Artwork Details
- Title
- Mamakadendagwad
- Artist
- Date
- 2015-2016
- Location
- Not on view
- Copyright
- © 2016, Tom Uttech, courtesy Alexandre Gallery, New York
- Credit Line
- Museum purchase made possible by the American Art Forum
- Mediums Description
- oil on canvas
- Classifications
- Subjects
- Landscape — tree
- Animal — bird
- Landscape — river
- Animal — deer
- Object Number
- 2017.3
Artwork Description
Tom Uttech's visionary paintings emerge from a deep sense of communion with nature. As an accomplished birdwatcher, conservationist, wildlife photographer, and hiker, Uttech (born 1942) has spent his life engaging with the unspoiled wilderness of his native Wisconsin and the neighboring woodlands of northern Minnesota and Quetico Provincial Park in Ontario, Canada. Yet while Uttech's experience of the landscape is grounded in firsthand knowledge and close observation, his paintings do not represent specific scenes. Instead, he uses his understanding of the ecosystem's animals, plant life, light, and atmospheres to conjure fantastic reconstructions of the natural world.
Mamakadendagwad, translated as "it is astonishing" from the Ojibwe language, is part of the artist's Migration series. In these works, throngs of birds and animals travel across the canvas from right to left, spurred by a mysterious force or unknown threat. In Mamakadendagwad, finely rendered falcons, hawks, and owls join wolves and caribou in a swarm at sunset; a lone bear, upright in the center of the scene, turns to face the onslaught, calmly observing the charge as well as, perhaps, its cause. For viewers, the sense of urgency is unexplained, lending a sense of foreboding to what might otherwise be an arcadia.

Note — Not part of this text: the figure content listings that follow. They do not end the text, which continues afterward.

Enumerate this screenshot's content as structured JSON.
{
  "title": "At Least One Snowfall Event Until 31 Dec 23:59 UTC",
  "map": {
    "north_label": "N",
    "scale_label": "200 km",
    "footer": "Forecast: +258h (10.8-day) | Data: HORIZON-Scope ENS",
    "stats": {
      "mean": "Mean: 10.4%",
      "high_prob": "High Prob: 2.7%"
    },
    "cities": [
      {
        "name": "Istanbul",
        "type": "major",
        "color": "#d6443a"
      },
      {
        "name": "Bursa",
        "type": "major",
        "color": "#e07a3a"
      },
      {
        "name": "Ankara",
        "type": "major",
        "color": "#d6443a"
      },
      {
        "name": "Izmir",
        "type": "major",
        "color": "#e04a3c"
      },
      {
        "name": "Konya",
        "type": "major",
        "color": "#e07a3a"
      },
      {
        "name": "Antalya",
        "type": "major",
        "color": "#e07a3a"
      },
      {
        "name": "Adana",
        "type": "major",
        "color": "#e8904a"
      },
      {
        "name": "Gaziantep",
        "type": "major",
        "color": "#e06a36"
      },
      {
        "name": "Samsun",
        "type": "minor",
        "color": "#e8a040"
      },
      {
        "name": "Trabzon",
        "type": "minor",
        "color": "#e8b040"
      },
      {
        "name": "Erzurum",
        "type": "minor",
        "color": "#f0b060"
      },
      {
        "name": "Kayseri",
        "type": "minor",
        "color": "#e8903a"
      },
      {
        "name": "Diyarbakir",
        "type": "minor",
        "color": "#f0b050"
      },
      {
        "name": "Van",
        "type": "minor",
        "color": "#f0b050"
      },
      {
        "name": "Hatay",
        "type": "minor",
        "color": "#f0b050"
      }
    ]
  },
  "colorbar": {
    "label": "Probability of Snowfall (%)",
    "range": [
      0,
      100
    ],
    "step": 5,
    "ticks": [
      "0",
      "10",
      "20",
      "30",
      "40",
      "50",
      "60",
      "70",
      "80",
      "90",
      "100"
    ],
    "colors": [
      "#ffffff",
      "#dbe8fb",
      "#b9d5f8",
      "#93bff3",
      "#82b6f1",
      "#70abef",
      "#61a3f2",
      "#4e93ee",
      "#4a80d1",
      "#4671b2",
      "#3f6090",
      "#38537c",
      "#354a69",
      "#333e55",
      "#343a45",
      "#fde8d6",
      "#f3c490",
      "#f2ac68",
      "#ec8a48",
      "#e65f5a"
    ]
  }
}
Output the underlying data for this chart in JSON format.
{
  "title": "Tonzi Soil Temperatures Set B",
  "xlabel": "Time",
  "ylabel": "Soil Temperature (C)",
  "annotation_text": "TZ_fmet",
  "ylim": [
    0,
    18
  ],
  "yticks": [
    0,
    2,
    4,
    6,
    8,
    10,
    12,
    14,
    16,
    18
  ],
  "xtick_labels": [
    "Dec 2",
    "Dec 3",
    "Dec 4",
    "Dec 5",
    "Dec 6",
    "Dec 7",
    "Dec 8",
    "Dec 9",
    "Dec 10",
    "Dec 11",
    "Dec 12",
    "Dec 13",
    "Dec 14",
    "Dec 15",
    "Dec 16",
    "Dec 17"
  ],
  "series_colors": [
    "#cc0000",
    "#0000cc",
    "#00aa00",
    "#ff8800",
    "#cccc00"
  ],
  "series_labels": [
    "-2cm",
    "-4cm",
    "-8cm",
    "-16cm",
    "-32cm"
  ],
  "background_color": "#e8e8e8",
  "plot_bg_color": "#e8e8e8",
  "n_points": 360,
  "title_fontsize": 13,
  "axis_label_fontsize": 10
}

Like most of Uttech's paintings, Mamakadendagwad presents a fraught view of nature and humans' place in it--almost impossibly alive and fertile yet ultimately alienating. As well as being denied the knowledge accorded to the bear, viewers are prevented from immersing themselves in the environment. Fallen tree trunks and tangled branches clock access to the foreground, and abrupt shifts in scale of the incredible volume of birds represented foil any sense of visual mastery over the scene. Despite the exquisite detail laid out for us, the landscape ultimately remains impenetrable. At once agitated and calm, idyllic and charged with danger, Uttech's painting is--like nature itself--characterized by its multitudes and contradictions.